Officially, Mexico’s Independence Day is tomorrow the 16th, but the party starts tonight. That’s because in the evening of September 15th, exactly two centuries ago, the fight for independence from Spain began. Like most good legends, this one is simpler than reality—Mexico didn’t really get its independence until many years later (1821)—but it all began that night with a shout from Miguel Hidalgo, in a little town near where I’m living, now called Dolores Hidalgo. “Mexicanos, Viva Mexico!”
This priest rang the church bells, shouted for the people to join him, and the next day marched to what is now San Miguel de Allende with the turncoat military officer it’s now named after: Ignacio Allende. The rebels expected a fight, but instead thousands joined them and they were off. The first big battle was three days later where I am now, in Guanajuato.
As you can imagine, it’s going to be a crazy few days here. One of the joys of living in a foreign country is the calendar is all out of whack. The comfortable routines are gone and you get shaken out of your stupor. I’ll really get shaken out here because Mexicans LOVE fireworks! There’s no bad time to set off M-80s, cannons, exploding bottle rockets, or firecrackers. Seven in the morning is also a fine time for drum and bugle corps to march down the street.

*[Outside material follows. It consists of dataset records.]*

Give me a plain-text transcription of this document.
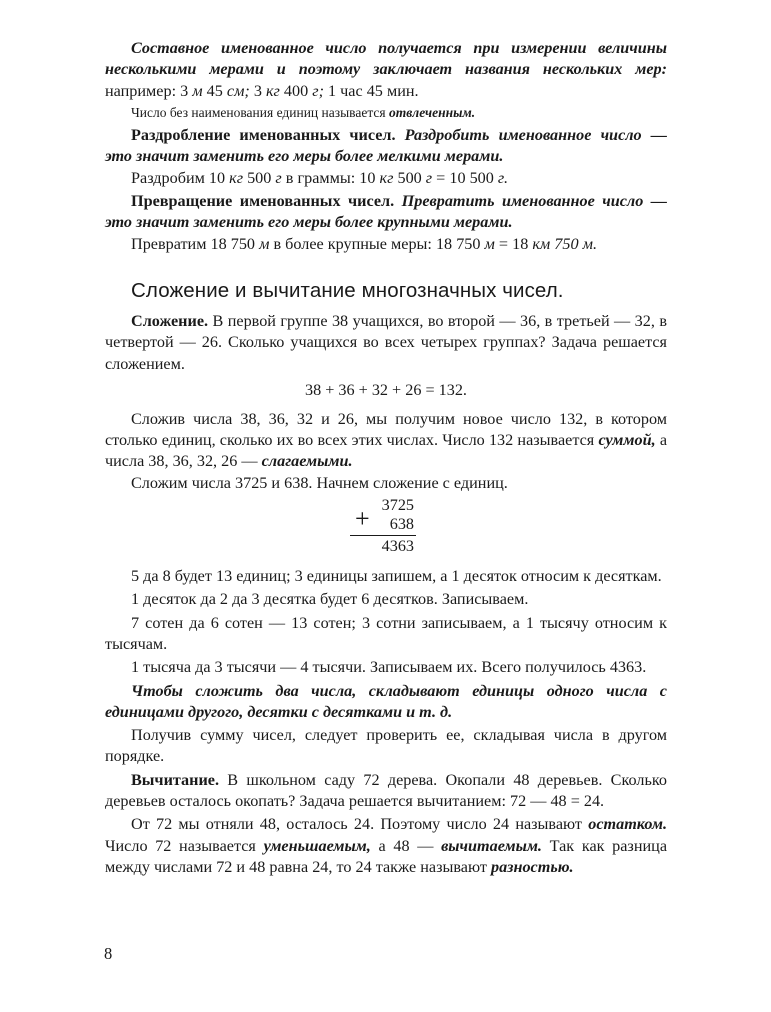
Составное именованное число получается при измерении величины несколькими мерами и поэтому заключает названия нескольких мер: например: 3 м 45 см; 3 кг 400 г; 1 час 45 мин.

Число без наименования единиц называется отвлеченным.

Раздробление именованных чисел. Раздробить именованное число — это значит заменить его меры более мелкими мерами.

Раздробим 10 кг 500 г в граммы: 10 кг 500 г = 10 500 г.

Превращение именованных чисел. Превратить именованное число — это значит заменить его меры более крупными мерами.

Превратим 18 750 м в более крупные меры: 18 750 м = 18 км 750 м.

Сложение и вычитание многозначных чисел.

Сложение. В первой группе 38 учащихся, во второй — 36, в третьей — 32, в четвертой — 26. Сколько учащихся во всех четырех группах? Задача решается сложением.

38 + 36 + 32 + 26 = 132.

Сложив числа 38, 36, 32 и 26, мы получим новое число 132, в котором столько единиц, сколько их во всех этих числах. Число 132 называется суммой, а числа 38, 36, 32, 26 — слагаемыми.

Сложим числа 3725 и 638. Начнем сложение с единиц.

+ 3725
638
4363

5 да 8 будет 13 единиц; 3 единицы запишем, а 1 десяток относим к десяткам.

1 десяток да 2 да 3 десятка будет 6 десятков. Записываем.

7 сотен да 6 сотен — 13 сотен; 3 сотни записываем, а 1 тысячу относим к тысячам.

1 тысяча да 3 тысячи — 4 тысячи. Записываем их. Всего получилось 4363.

Чтобы сложить два числа, складывают единицы одного числа с единицами другого, десятки с десятками и т. д.

Получив сумму чисел, следует проверить ее, складывая числа в другом порядке.

Вычитание. В школьном саду 72 дерева. Окопали 48 деревьев. Сколько деревьев осталось окопать? Задача решается вычитанием: 72 — 48 = 24.

От 72 мы отняли 48, осталось 24. Поэтому число 24 называют остатком. Число 72 называется уменьшаемым, а 48 — вычитаемым. Так как разница между числами 72 и 48 равна 24, то 24 также называют разностью.

8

So I won’t get much sleep, but this is a great time to be in Mexico. All the decorations are up, the people are smiling, and there’s an electric excitement in the air.
Maybe too much excitement: in a move designed to protect the people from themselves, the government has declared that nobody can sell alcohol “de las 00:00 horas del 15 de septiembre hasta las 24:00 horas del 17 de septiembre.” So I just stocked up on tequila. They’re not completely unreasonable though: exempt are all the bars, restaurants, and any other place where you go to have a drink instead of carrying it onto the streets.